Editorial Comments on the IHRP’s Future: A Follow Up Letter

Dear Readers,

In light of the ongoing controversy surrounding the hiring of Professor Valentina Azarova to fill the multi-year vacancy of the Directorship of the International Human Rights Program (IHRP), we wish to provide some optimism regarding the topic of this issue: IHRP fellowships.

Despite dissatisfactory answers from Dean Iacobucci and the insufficient “investigation” announced October 14, the short-term future of the IHRP is no longer completely uncertain. With the announcement of Professor Rebecca Cook coming on as the second interim Director of the IHRP and with concerted efforts from members of the administrative team, IHRP fellowships are still a go!

These fellowships consistently bring fulfilling and exciting work to University of Toronto law students passionate about international legal issues and practice. Not only can our legal boundaries expand through unique applications of the law and meaningful collaborations, but the contributions of IHRP fellows have the potential to push international legal norms forward and add to precedent-setting projects that benefit individuals around the world. For a sense of what fellows have done in past years, see the Fellowships Highlights from 2019, 2018, 2017, and more in our Archive. For a sense of what the 2020 IHRP Fellows achieved despite the pandemic, and how you may still forge a meaningful fellowship experience as COVID-19 continues, see our four excellent submissions in this issue.

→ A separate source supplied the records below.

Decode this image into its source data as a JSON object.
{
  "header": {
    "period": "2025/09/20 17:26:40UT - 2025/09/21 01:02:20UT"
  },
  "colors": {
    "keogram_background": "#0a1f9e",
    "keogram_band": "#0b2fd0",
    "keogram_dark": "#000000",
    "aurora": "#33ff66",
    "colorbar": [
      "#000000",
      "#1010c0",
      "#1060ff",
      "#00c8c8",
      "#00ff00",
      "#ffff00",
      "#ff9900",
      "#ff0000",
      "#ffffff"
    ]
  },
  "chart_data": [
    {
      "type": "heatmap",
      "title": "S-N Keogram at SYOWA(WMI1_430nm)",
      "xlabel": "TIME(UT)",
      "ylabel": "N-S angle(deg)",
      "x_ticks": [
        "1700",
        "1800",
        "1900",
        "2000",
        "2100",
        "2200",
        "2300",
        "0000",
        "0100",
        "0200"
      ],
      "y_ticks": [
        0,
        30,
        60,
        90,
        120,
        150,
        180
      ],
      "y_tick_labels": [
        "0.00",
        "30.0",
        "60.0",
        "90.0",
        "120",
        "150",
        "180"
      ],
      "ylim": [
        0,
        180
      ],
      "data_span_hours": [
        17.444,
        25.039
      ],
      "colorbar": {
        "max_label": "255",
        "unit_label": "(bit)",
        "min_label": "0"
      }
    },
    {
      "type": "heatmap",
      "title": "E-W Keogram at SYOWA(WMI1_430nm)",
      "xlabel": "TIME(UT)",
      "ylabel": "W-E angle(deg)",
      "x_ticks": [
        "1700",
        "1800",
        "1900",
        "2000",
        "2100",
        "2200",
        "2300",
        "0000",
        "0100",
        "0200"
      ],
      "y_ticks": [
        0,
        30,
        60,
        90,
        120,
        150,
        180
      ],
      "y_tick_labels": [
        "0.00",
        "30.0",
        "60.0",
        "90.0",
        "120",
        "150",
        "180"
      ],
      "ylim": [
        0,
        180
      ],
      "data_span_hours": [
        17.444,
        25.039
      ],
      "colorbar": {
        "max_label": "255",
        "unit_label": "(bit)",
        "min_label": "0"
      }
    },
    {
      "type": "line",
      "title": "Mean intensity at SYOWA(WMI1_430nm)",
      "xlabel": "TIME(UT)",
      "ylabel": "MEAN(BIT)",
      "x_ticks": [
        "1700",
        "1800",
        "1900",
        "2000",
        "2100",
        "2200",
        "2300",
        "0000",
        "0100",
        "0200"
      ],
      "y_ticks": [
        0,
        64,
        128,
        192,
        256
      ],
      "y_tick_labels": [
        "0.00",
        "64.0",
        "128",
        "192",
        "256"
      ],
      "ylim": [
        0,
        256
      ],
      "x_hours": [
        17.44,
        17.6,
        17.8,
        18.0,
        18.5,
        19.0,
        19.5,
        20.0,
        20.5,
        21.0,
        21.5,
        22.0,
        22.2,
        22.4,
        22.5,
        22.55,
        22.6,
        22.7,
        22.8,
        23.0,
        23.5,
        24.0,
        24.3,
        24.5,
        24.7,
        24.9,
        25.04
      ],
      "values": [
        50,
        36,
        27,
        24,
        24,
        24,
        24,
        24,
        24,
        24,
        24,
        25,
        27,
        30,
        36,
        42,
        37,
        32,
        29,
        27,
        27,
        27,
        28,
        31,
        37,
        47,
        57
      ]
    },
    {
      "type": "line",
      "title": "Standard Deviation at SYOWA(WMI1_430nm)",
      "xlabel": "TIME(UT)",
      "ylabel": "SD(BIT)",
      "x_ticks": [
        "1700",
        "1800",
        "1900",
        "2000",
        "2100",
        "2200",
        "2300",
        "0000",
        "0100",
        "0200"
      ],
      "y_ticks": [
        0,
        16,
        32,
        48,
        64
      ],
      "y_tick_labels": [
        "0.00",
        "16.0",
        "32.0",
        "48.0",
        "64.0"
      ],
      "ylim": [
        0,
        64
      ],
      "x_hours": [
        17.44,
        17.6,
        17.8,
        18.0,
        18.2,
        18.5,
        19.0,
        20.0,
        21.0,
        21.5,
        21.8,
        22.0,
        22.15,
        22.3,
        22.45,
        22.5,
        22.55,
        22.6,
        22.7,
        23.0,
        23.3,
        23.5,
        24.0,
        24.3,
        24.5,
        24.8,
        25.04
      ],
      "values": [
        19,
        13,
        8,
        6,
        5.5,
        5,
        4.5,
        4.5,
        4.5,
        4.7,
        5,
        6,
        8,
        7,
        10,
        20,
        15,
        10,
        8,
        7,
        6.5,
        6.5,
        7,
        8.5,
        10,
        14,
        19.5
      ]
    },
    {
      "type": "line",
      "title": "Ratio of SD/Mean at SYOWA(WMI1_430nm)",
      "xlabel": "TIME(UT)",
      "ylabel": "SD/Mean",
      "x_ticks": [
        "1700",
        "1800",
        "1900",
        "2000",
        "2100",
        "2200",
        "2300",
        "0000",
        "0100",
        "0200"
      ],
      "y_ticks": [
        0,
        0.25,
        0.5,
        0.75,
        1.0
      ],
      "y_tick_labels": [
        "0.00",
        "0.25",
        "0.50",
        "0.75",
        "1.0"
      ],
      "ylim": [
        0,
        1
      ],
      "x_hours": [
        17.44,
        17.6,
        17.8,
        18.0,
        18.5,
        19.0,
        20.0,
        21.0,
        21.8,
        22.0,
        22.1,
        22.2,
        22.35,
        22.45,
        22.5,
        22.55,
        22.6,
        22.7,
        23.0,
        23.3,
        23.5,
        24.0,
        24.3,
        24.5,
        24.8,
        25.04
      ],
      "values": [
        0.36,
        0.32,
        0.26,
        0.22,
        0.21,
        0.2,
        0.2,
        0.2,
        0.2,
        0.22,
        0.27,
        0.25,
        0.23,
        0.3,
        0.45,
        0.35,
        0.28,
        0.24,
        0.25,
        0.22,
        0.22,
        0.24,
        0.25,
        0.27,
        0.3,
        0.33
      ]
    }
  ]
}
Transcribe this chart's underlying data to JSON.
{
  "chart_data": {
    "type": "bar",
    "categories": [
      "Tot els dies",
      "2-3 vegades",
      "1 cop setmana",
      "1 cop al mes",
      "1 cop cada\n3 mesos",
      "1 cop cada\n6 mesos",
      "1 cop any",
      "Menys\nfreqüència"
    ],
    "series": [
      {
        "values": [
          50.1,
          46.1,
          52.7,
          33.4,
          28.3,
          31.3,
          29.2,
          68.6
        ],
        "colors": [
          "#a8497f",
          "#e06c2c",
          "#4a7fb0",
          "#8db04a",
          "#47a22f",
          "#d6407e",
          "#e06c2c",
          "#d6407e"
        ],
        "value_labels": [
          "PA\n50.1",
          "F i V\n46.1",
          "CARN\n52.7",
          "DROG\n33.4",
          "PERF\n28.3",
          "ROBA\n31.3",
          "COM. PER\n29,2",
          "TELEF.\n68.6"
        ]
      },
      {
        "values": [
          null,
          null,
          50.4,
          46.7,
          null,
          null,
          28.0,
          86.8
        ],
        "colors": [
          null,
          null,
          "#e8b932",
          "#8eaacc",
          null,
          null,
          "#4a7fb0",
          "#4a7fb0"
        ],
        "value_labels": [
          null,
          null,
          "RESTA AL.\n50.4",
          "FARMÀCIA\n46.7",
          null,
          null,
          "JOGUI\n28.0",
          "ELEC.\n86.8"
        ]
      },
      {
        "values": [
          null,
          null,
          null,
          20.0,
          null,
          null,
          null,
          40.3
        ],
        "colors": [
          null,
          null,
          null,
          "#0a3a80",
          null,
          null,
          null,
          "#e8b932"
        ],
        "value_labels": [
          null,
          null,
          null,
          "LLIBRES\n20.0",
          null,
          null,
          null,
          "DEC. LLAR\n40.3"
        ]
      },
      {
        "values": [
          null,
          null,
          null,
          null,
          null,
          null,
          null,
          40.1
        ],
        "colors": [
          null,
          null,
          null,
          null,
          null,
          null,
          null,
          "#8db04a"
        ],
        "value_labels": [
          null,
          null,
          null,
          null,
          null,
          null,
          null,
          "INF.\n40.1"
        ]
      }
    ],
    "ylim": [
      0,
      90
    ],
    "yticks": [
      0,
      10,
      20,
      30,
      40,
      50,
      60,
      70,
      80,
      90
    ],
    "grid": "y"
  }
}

The Faculty of Law’s Manager of Experiential Education, Kim Snell, wishes to reassure all interested students that the fellowship process will continue as normal. In email correspondence with the Rights Review Editors in Chief, she directs students to the following:

  1. Later this fall, the International Law Club hopes to host an information session on the student experience of IHRP summer internships
  2. Ms. Snell will participate in the CDO info session on all Law School Summer Employment Program (LSSEP) opportunities, likely to be held early November; and
  3. The IHRP website will be updated soon, including the fellowship guide.

Ms. Snell further clarifies that in light of the global pandemic and the continued uncertainty around international travel, all students will be asked, as part of their application, whether their proposed host organization can support remote work, if necessary. If students are starting to research, reach out, or apply to potential organizations, they may want to specifically engage on this question.

Finally, if anyone has questions or concerns about the fellowship process, Ms. Snell welcomes your correspondence. You can reach her at: kim.snell@utoronto.ca.

We thank Ms. Snell for her clarifying answers and for her hard work ensuring IHRP fellowships will occur as usual. We also look forward to collaborating with everyone involved in the interim IHRP leadership and welcoming Professor Rebecca Cook to the interim Director position with open and grateful arms.